Switchgrass is a promising filter strip crop, a strip of land on the border of a farm field or between two sections of field that prevents some runoff and offers wildlife habitat. As it is native to Michigan, switchgrass filter strips would likely provide quality habitat for native wildlife and insects. Switchgrass could perhaps even be a winter cover crop, a crop planted in winter to prevent soil erosion and runoff. Cover crops have also been known to increase crop yields the season following their use.
Though sometimes difficult to incentivize, Michigan’s coal plants provide a unique way to create a market for switchgrass, and by doing so, encourage the use of it in various conservation practices. Michigan’s coal plants are all scheduled to be closed by 2040, to be replaced by mostly natural gas plants. That still leaves over two decades of carbon emissions, of which coal processing makes 35.8% of total carbon emissions in the State of Michigan. A reduction of almost 30% of greenhouse gas emissions can be achieved by retrofitting Michigan’s remaining coal plants to adapt them to co-fire switchgrass with coal. At a ratio of 20% switchgrass biomass to 80% coal, it would only cost said coal plants $50,000-$400,000 to adapt to process switchgrass biomass, with an average cost of $200,000 for the average coal plant.
Not only does Switchgrass offer opportunities for reducing greenhouse gas emissions with coal, it also provides some ways to reduce the economic disparities between Michigan’s Upper and Lower Peninsulas. The Upper Peninsula is not only home to most of Michigan’s coal plants, and therefore bears the brunt of the pollution from them, but it also one of the most economically disadvantaged areas of the country.

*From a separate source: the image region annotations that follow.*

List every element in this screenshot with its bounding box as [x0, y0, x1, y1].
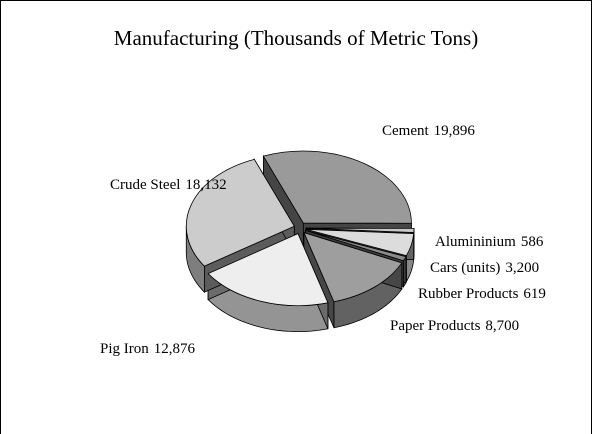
slice-label: Cars (units) 3,200	[430, 260, 539, 276]
slice-label: Rubber Products 619	[418, 286, 546, 302]
slice-value: 18,132	[185, 177, 226, 193]
pie-labels: Cement 19,896 Alumininium 586 Cars (units) 3,…	[100, 123, 546, 357]
slice-value: 8,700	[485, 318, 519, 334]
slice-value: 12,876	[154, 341, 196, 357]
slice-value: 586	[521, 234, 544, 250]
slice-category: Cars (units)	[430, 260, 500, 276]
slice-label: Crude Steel 18,132	[110, 177, 227, 193]
slice	[185, 158, 295, 267]
slice-value: 3,200	[505, 260, 539, 276]
slice-value: 619	[523, 286, 546, 302]
slice	[262, 150, 412, 224]
slice	[305, 227, 415, 233]
slice	[207, 233, 329, 306]
slice-label: Pig Iron 12,876	[100, 341, 196, 357]
chart-title: Manufacturing (Thousands of Metric Tons)	[114, 26, 478, 50]
slice	[305, 229, 407, 262]
slice-value: 19,896	[434, 123, 476, 139]
slice-label: Alumininium 586	[435, 234, 544, 250]
slice-category: Rubber Products	[418, 286, 519, 302]
slice-category: Paper Products	[390, 318, 481, 334]
slice-category: Crude Steel	[110, 177, 180, 193]
slice	[303, 231, 403, 303]
slice-category: Cement	[382, 123, 429, 139]
slice-category: Pig Iron	[100, 341, 149, 357]
slice-label: Paper Products 8,700	[390, 318, 519, 334]
slice	[305, 228, 415, 257]
slice-category: Alumininium	[435, 234, 516, 250]
pie-tops	[185, 150, 415, 306]
slice-label: Cement 19,896	[382, 123, 475, 139]
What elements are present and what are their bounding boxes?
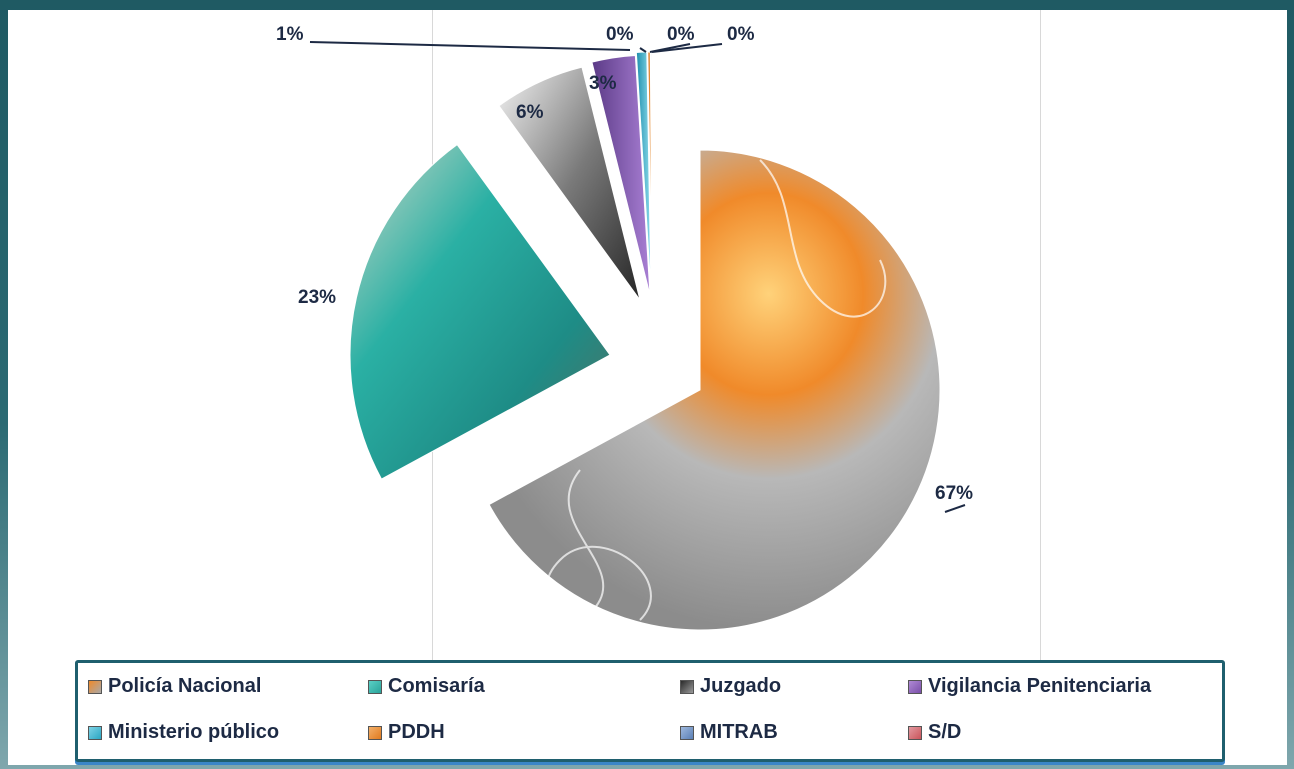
pie-slice [591, 54, 651, 296]
legend-item: PDDH [368, 721, 445, 744]
legend-item: Vigilancia Penitenciaria [908, 675, 1151, 698]
data-label: 67% [935, 483, 974, 504]
legend-item: MITRAB [680, 721, 778, 744]
legend-swatch [680, 725, 694, 740]
legend-label: Juzgado [700, 675, 782, 697]
pie-slice [652, 51, 655, 293]
legend-label: PDDH [388, 721, 445, 743]
legend-item: Policía Nacional [88, 675, 261, 698]
data-label: 3% [589, 73, 617, 94]
legend-item: Ministerio público [88, 721, 279, 744]
pie-slice [349, 143, 611, 480]
legend-swatch [908, 679, 922, 694]
data-label: 1% [276, 24, 304, 45]
gridline [1040, 10, 1041, 765]
legend: Policía Nacional Comisaría Juzgado Vigilanc… [75, 660, 1225, 762]
legend-swatch [88, 679, 102, 694]
legend-swatch [368, 725, 382, 740]
legend-item: Comisaría [368, 675, 485, 698]
data-label: 23% [298, 287, 337, 308]
pie-slice [635, 51, 652, 293]
legend-label: MITRAB [700, 721, 778, 743]
legend-label: Comisaría [388, 675, 485, 697]
legend-label: Vigilancia Penitenciaria [928, 675, 1152, 697]
legend-swatch [88, 725, 102, 740]
data-label: 0% [727, 24, 755, 45]
legend-swatch [908, 725, 922, 740]
data-label: 6% [516, 102, 544, 123]
legend-label: S/D [928, 721, 962, 743]
legend-swatch [368, 679, 382, 694]
leader-line [944, 504, 966, 513]
data-label: 0% [667, 24, 695, 45]
legend-swatch [680, 679, 694, 694]
leader-line [639, 47, 647, 53]
leader-line [309, 41, 631, 51]
slice-texture [545, 159, 887, 621]
leader-line [651, 43, 723, 53]
legend-item: Juzgado [680, 675, 781, 698]
legend-item: S/D [908, 721, 961, 744]
legend-label: Policía Nacional [108, 675, 262, 697]
data-label: 0% [606, 24, 634, 45]
pie-slice [498, 66, 641, 301]
legend-label: Ministerio público [108, 721, 280, 743]
pie-slice [488, 149, 941, 631]
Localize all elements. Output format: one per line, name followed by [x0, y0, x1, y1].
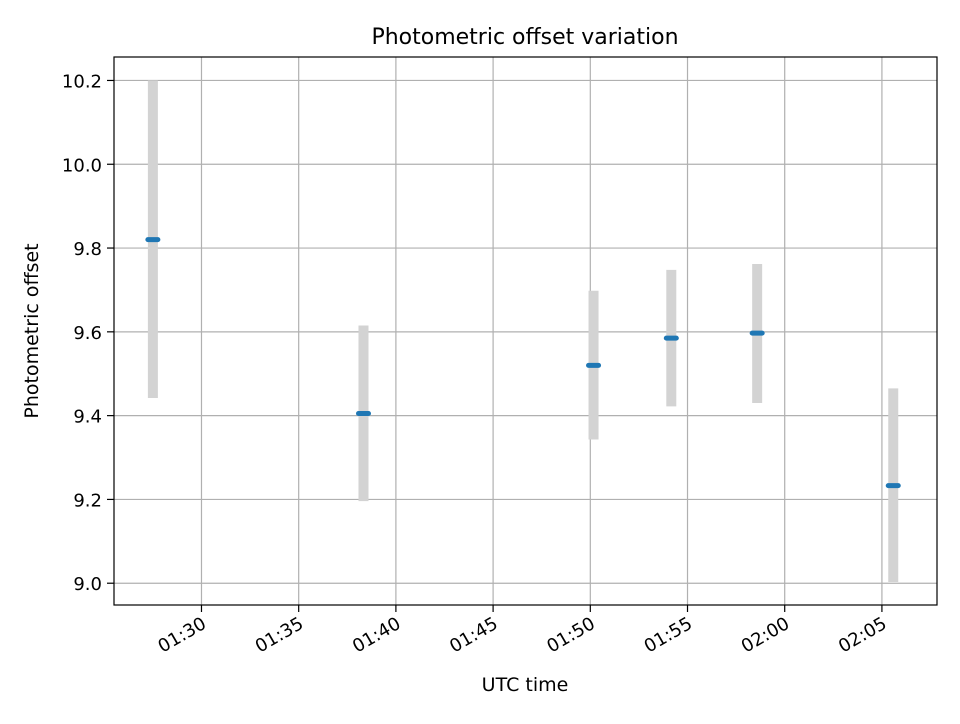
chart-title: Photometric offset variation — [371, 25, 678, 50]
y-tick-label: 9.4 — [73, 407, 102, 428]
plot-frame — [113, 56, 938, 606]
y-tick-label: 9.2 — [73, 490, 102, 511]
y-tick-label: 9.8 — [73, 239, 102, 260]
y-tick-label: 10.0 — [62, 155, 102, 176]
data-points — [145, 237, 901, 489]
y-tick-label: 9.6 — [73, 323, 102, 344]
y-tick-label: 10.2 — [62, 71, 102, 92]
y-axis-label: Photometric offset — [21, 243, 43, 418]
x-axis-label: UTC time — [482, 674, 569, 696]
grid-lines — [114, 57, 937, 605]
y-tick-label: 9.0 — [73, 574, 102, 595]
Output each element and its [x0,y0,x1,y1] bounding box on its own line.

Renewables have not taken hold in the area because of prohibitive costs and reliability issues. This means that the area lags behind the rest of the state in terms of renewable energy and that energy costs will eventually skyrocket as the amount of coal and oil is finite.
Switchgrass can also be grown in the Upper Pennisula, where crop options are differ greatly from downstate. With most coal plants located in Northern Michigan, the area’s farmers could also grow most of the switchgrass needed by coal plants for cofiring, thus furthering the economic benefits of switchgrass for the area all while reducing soil erosion, irrigation needs, and fertilizer runoff.
Co-firing switchgrass with coal is both cost-effective and reliable, and would provide a more environmentally friendly source of energy for the UP without raising prices to consumers. Growing switchgrass is by no means a comprehensive solution to the area’s energy crisis, but it offers a meaningful transition to renewable energy, one that is certainly needed.